The sills I have not figured out what to do yet, because there are too many access holes and wiring going through it, but I did manage to fit a few pieces of the mat on there as well. Not just completely, it would have been difficult with all of the access holes...
Once the mat was laid out, then I applied the Ensolite - again a simple peel away revealed a sticky surface which meant just cutting and applying as needed. However the Ensolite needs to cover as much as possible, so unlike the mat, I tried to cover as much as possible, even squeezing material up along the transmission shaft.
After the Ensolite was laid across essentially the entire floor of the car, I replaced the carpet, and put the front seats back in so I could drive my car on Wednesday night to have the brake upgrade installed (coming up soon on this blog!). Hence, the rest of the sound deadening will have to wait until I get the car back.
So far though I've only used maybe half of the 20 lbs of the material I bought,sot much of a weight penalty I think?
On the drive over though - the car - while still noisy as the sound comes through the firewall and the doors - DID seem a bit more solid and less harsh vibration-wise... but maybe a placebo effect? Stay tuned...
What has been the easiest sound deadener to install? I've bought some cheap ones before and they were a real pain to get into the tight spots. Do you have any suggestions for products that will fit easily or are easier to install?

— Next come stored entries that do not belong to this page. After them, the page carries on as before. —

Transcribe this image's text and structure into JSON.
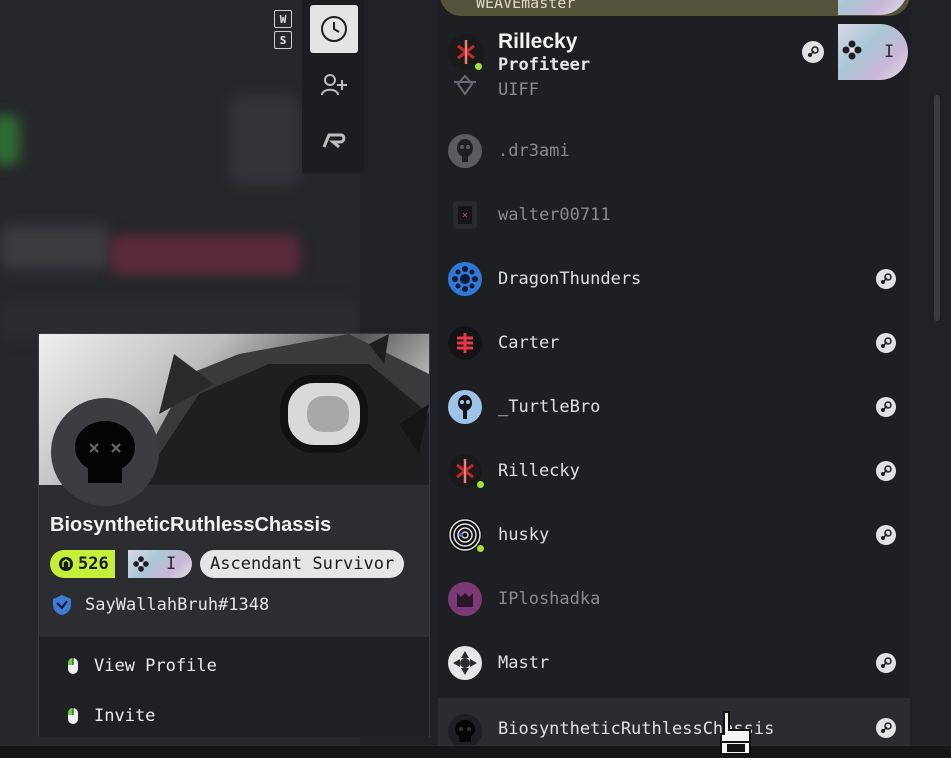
{
  "key_hints": [
    "W",
    "S"
  ],
  "toolbar": {
    "items": [
      {
        "name": "history",
        "icon": "clock-icon",
        "active": true
      },
      {
        "name": "add-friend",
        "icon": "add-user-icon",
        "active": false
      },
      {
        "name": "rank",
        "icon": "r-logo-icon",
        "active": false
      }
    ]
  },
  "top_user": {
    "cut_name": "WEAVEmaster",
    "name": "Rillecky",
    "title": "Profiteer",
    "badge_level": "I"
  },
  "friends": [
    {
      "name": "UIFF",
      "status": "offline",
      "steam": false
    },
    {
      "name": ".dr3ami",
      "status": "offline",
      "steam": false
    },
    {
      "name": "walter00711",
      "status": "offline",
      "steam": false
    },
    {
      "name": "DragonThunders",
      "status": "online",
      "steam": true
    },
    {
      "name": "Carter",
      "status": "online",
      "steam": true
    },
    {
      "name": "_TurtleBro",
      "status": "online",
      "steam": true
    },
    {
      "name": "Rillecky",
      "status": "online",
      "steam": true,
      "dot": true
    },
    {
      "name": "husky",
      "status": "online",
      "steam": true,
      "dot": true
    },
    {
      "name": "IPloshadka",
      "status": "offline",
      "steam": false
    },
    {
      "name": "Mastr",
      "status": "online",
      "steam": true
    },
    {
      "name": "BiosyntheticRuthlessChassis",
      "status": "online",
      "steam": true,
      "selected": true
    }
  ],
  "profile_card": {
    "name": "BiosyntheticRuthlessChassis",
    "level": "526",
    "badge_level": "I",
    "rank": "Ascendant Survivor",
    "tag": "SayWallahBruh#1348",
    "menu": [
      {
        "label": "View Profile"
      },
      {
        "label": "Invite"
      }
    ]
  },
  "colors": {
    "accent": "#c4f03a",
    "online": "#9fe33c",
    "panel": "#1e1f22"
  }
}
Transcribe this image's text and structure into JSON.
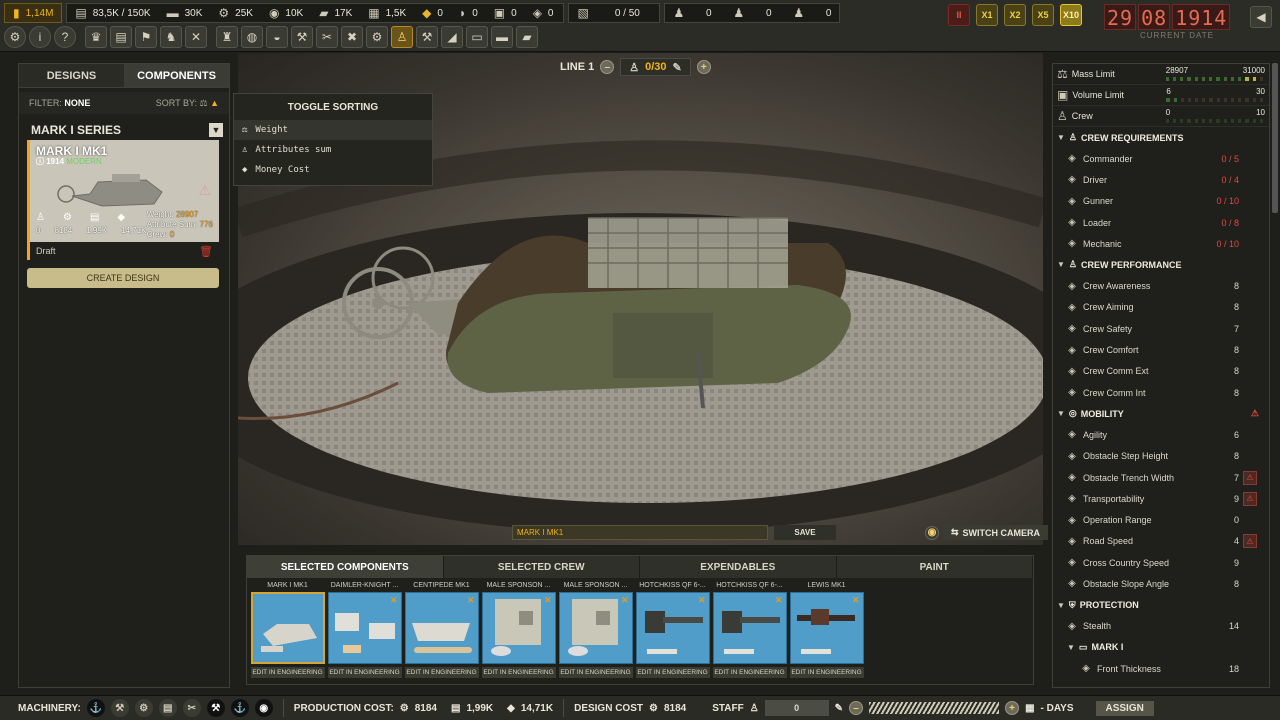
{
  "resources": [
    {
      "icon": "money-icon",
      "value": "1,14M",
      "gold": true
    },
    {
      "icon": "steel-icon",
      "value": "83,5K / 150K"
    },
    {
      "icon": "wood-icon",
      "value": "30K"
    },
    {
      "icon": "parts-icon",
      "value": "25K"
    },
    {
      "icon": "cloth-icon",
      "value": "10K"
    },
    {
      "icon": "ammo-icon",
      "value": "17K"
    },
    {
      "icon": "oil-icon",
      "value": "1,5K"
    },
    {
      "icon": "fuel-icon",
      "value": "0"
    },
    {
      "icon": "rubber-icon",
      "value": "0"
    },
    {
      "icon": "brass-icon",
      "value": "0"
    },
    {
      "icon": "explosive-icon",
      "value": "0"
    }
  ],
  "storage": "0 / 50",
  "workers": [
    "0",
    "0",
    "0"
  ],
  "speed": [
    "II",
    "X1",
    "X2",
    "X5",
    "X10"
  ],
  "date": [
    "29",
    "08",
    "1914"
  ],
  "date_label": "CURRENT DATE",
  "left": {
    "tab_designs": "DESIGNS",
    "tab_components": "COMPONENTS",
    "filter_label": "FILTER:",
    "filter_value": "NONE",
    "sort_label": "SORT BY:",
    "series": "MARK I SERIES",
    "card": {
      "name": "MARK I MK1",
      "year": "1914",
      "era": "MODERN",
      "weight_label": "Weight:",
      "weight": "28907",
      "attr_label": "Attribute Sum:",
      "attr": "776",
      "crew_label": "Crew:",
      "crew": "0",
      "n1": "0",
      "n2": "8184",
      "n3": "1,99K",
      "n4": "14,71K",
      "status": "Draft"
    },
    "create": "CREATE DESIGN"
  },
  "sort_popup": {
    "title": "TOGGLE SORTING",
    "options": [
      "Weight",
      "Attributes sum",
      "Money Cost"
    ]
  },
  "line": {
    "label": "LINE 1",
    "count": "0/30"
  },
  "design_name": "MARK I MK1",
  "save": "SAVE",
  "switch_camera": "SWITCH CAMERA",
  "bottom": {
    "tabs": [
      "SELECTED COMPONENTS",
      "SELECTED CREW",
      "EXPENDABLES",
      "PAINT"
    ],
    "components": [
      {
        "name": "MARK I MK1",
        "edit": "EDIT IN ENGINEERING"
      },
      {
        "name": "DAIMLER-KNIGHT ...",
        "edit": "EDIT IN ENGINEERING"
      },
      {
        "name": "CENTIPEDE MK1",
        "edit": "EDIT IN ENGINEERING"
      },
      {
        "name": "MALE SPONSON ...",
        "edit": "EDIT IN ENGINEERING"
      },
      {
        "name": "MALE SPONSON ...",
        "edit": "EDIT IN ENGINEERING"
      },
      {
        "name": "HOTCHKISS QF 6-...",
        "edit": "EDIT IN ENGINEERING"
      },
      {
        "name": "HOTCHKISS QF 6-...",
        "edit": "EDIT IN ENGINEERING"
      },
      {
        "name": "LEWIS MK1",
        "edit": "EDIT IN ENGINEERING"
      }
    ]
  },
  "limits": [
    {
      "label": "Mass Limit",
      "left": "28907",
      "right": "31000",
      "fill": 0.93
    },
    {
      "label": "Volume Limit",
      "left": "6",
      "right": "30",
      "fill": 0.2
    },
    {
      "label": "Crew",
      "left": "0",
      "right": "10",
      "fill": 0
    }
  ],
  "sections": {
    "crew_req": "CREW REQUIREMENTS",
    "crew_perf": "CREW PERFORMANCE",
    "mobility": "MOBILITY",
    "protection": "PROTECTION",
    "mark": "MARK I"
  },
  "crew_req": [
    [
      "Commander",
      "0 / 5"
    ],
    [
      "Driver",
      "0 / 4"
    ],
    [
      "Gunner",
      "0 / 10"
    ],
    [
      "Loader",
      "0 / 8"
    ],
    [
      "Mechanic",
      "0 / 10"
    ]
  ],
  "crew_perf": [
    [
      "Crew Awareness",
      "8"
    ],
    [
      "Crew Aiming",
      "8"
    ],
    [
      "Crew Safety",
      "7"
    ],
    [
      "Crew Comfort",
      "8"
    ],
    [
      "Crew Comm Ext",
      "8"
    ],
    [
      "Crew Comm Int",
      "8"
    ]
  ],
  "mobility": [
    [
      "Agility",
      "6"
    ],
    [
      "Obstacle Step Height",
      "8"
    ],
    [
      "Obstacle Trench Width",
      "7"
    ],
    [
      "Transportability",
      "9"
    ],
    [
      "Operation Range",
      "0"
    ],
    [
      "Road Speed",
      "4"
    ],
    [
      "Cross Country Speed",
      "9"
    ],
    [
      "Obstacle Slope Angle",
      "8"
    ]
  ],
  "protection": [
    [
      "Stealth",
      "14"
    ]
  ],
  "mark": [
    [
      "Front Thickness",
      "18"
    ]
  ],
  "bottombar": {
    "machinery": "MACHINERY:",
    "production_cost": "PRODUCTION COST:",
    "pc1": "8184",
    "pc2": "1,99K",
    "pc3": "14,71K",
    "design_cost": "DESIGN COST",
    "dc": "8184",
    "staff": "STAFF",
    "staff_value": "0",
    "days": "- DAYS",
    "assign": "ASSIGN"
  }
}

Hi Roy, thanks for posting. To answer your question, honestly I do not have any experience other than the RAAMMat, and then a local Japanese brand (Audio Technica) - I assume you are asking about the deadening material, not the sound blocking Ensolite stuff? I think basically the leading companies, you can't go wrong. Although I understand that thinner is easier to install, obviously. The ultimate being some kind of spray on, which I may try for my trunk area.
There is a theory that, if there is enough mass, then you do not have to cover the whole panel, as the mass should be able to absorb vibrations. That's what the AudioTechnica stuff was like - very heavy, butyl based, but basically came in 15 cm circles that you stick to the inside of the door sheet metal. And even Rick from RAAMmat also told me the same - that full coverage wasn't needed, even using his thinner stuff.